The first hint that he wasn’t happy came in a short letter that said, “Marriage is not all it’s cracked up to be.” Well, she wrote back, tell me something I still didn’t know. By then she had separated from Miguel, who had gotten his secretary pregnant. The quintessential macho, Miguel had wanted to have his wife and eat his secretary, too, but yielded in the end and said, “if you ask me to choose between Alice and you, I’d still choose you.” Oh, men are so simple, and their egos so huge! “I’m not asking you to choose,” she said in a voice she meant to be soft, but which came out steely. “You had your chance and you blew it. It’s now my turn to choose, and I’m choosing a better life.”
She loved and relished her quiet, predictable life with her son Mikee, who was now turning seventeen, was plugged into pop culture, and hated being called Mikee. The quietness and predictability were shattered only by Scott’s visits every year or so. Then her body and soul would be turned inside out again. It would take days after his departure before she could get her life back to the regularity of a Spencerian sonnet, and be as sane as Cordelia once more, and people who thought they knew her would smile and say, “She is herself again.”
Now he was here again, sitting across the table in their favorite hotel coffee shop, and seeing him again after a year, she felt the rush of intense, painfully familiar passion. Her throat hurt. She had not meant to love him.
“How are things at the home front?” he said, reaching for her hand.
“Oh, okay. Could be better, of course.” She never talked about Miguel except in general terms. Other people had come to think of this as loyalty, but there was really nothing interesting to say, so she didn’t want to be praised for her perceived discretion. “How’s Lorna?”
“Fine. She’s gained a couple of pounds.”
“Haven’t we all?” she laughed.
“No, you look great. You haven’t changed at all.”
“Man, where do you think flattery will get you?”
“Upstairs,” he said with a smile that gave her the dropping sensation again.
“You’re vicious.”
“I know. Even when I was in grade school my grandmother used to say any girl who’d go out with me twice is no good.”
“Yes, you’ve said that before.”
“Have I?” he said innocently.
“Yes, that’s a very old chestnut indeed.” It occurred to her they were like husband and wife, only better. She didn’t have to pretend to be hearing his jokes for the first time. It also dawned on her that this would not be ending, not this time, not in the next few years. That they would be meeting like this for a long time to come, celebrating what they had always been for each other. It was like a favorite place that they wanted to visit and revisit, because nowhere else could they be free to be themselves.

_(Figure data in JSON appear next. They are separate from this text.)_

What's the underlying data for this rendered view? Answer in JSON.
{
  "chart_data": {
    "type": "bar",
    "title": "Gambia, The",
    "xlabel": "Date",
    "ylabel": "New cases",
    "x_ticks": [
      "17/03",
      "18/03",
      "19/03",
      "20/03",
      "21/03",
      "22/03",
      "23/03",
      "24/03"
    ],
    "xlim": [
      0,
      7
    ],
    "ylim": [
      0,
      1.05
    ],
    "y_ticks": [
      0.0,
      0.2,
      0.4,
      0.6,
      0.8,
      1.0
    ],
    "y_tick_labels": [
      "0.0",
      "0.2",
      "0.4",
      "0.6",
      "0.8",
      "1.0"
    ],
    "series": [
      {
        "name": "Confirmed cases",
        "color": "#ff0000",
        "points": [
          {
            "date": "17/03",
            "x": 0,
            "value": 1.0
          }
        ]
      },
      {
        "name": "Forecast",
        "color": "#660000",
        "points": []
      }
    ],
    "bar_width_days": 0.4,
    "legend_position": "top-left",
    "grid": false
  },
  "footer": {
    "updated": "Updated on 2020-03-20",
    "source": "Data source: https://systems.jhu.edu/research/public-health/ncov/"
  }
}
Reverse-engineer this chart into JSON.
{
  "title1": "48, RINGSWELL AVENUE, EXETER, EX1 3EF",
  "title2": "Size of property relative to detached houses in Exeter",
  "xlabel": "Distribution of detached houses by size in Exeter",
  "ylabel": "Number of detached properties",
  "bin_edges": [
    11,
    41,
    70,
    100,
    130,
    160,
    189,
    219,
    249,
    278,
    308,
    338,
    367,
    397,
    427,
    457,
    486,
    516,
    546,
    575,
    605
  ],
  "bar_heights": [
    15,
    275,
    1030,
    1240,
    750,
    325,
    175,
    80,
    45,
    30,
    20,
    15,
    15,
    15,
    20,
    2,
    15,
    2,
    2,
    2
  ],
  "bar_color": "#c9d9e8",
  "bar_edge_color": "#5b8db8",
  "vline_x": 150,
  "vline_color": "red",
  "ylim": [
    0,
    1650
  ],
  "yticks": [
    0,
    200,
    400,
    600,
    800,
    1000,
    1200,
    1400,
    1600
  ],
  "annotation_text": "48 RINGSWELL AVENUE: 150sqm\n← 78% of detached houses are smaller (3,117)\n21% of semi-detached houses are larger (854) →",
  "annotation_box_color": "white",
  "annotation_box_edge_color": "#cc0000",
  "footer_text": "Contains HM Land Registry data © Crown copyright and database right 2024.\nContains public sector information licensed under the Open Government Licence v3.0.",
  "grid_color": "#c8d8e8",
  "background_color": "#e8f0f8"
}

Upstairs they made love, first in that tentative way lovers do after a long interval. Then, as memory came surging back, their hands and mouths moved upon each other’s bodies with the same skillful familiarity. He went down on her, his tongue a divining rod, seeking and finding hidden wells, until she flowed like a river where life springs and where death is absorbed by a constant rhythm of tides and currents. She raised her legs, propped them on his shoulders, crossed her ankles on his back, received him with a gasp, and panted and moaned and wept as wave upon wave of pleasure dissolved her.
“Welcome home,” she said softly. “I love you,” he said. A feeling of exhilaration washed over her, followed by an over-whelming sensation of certainty and acceptance.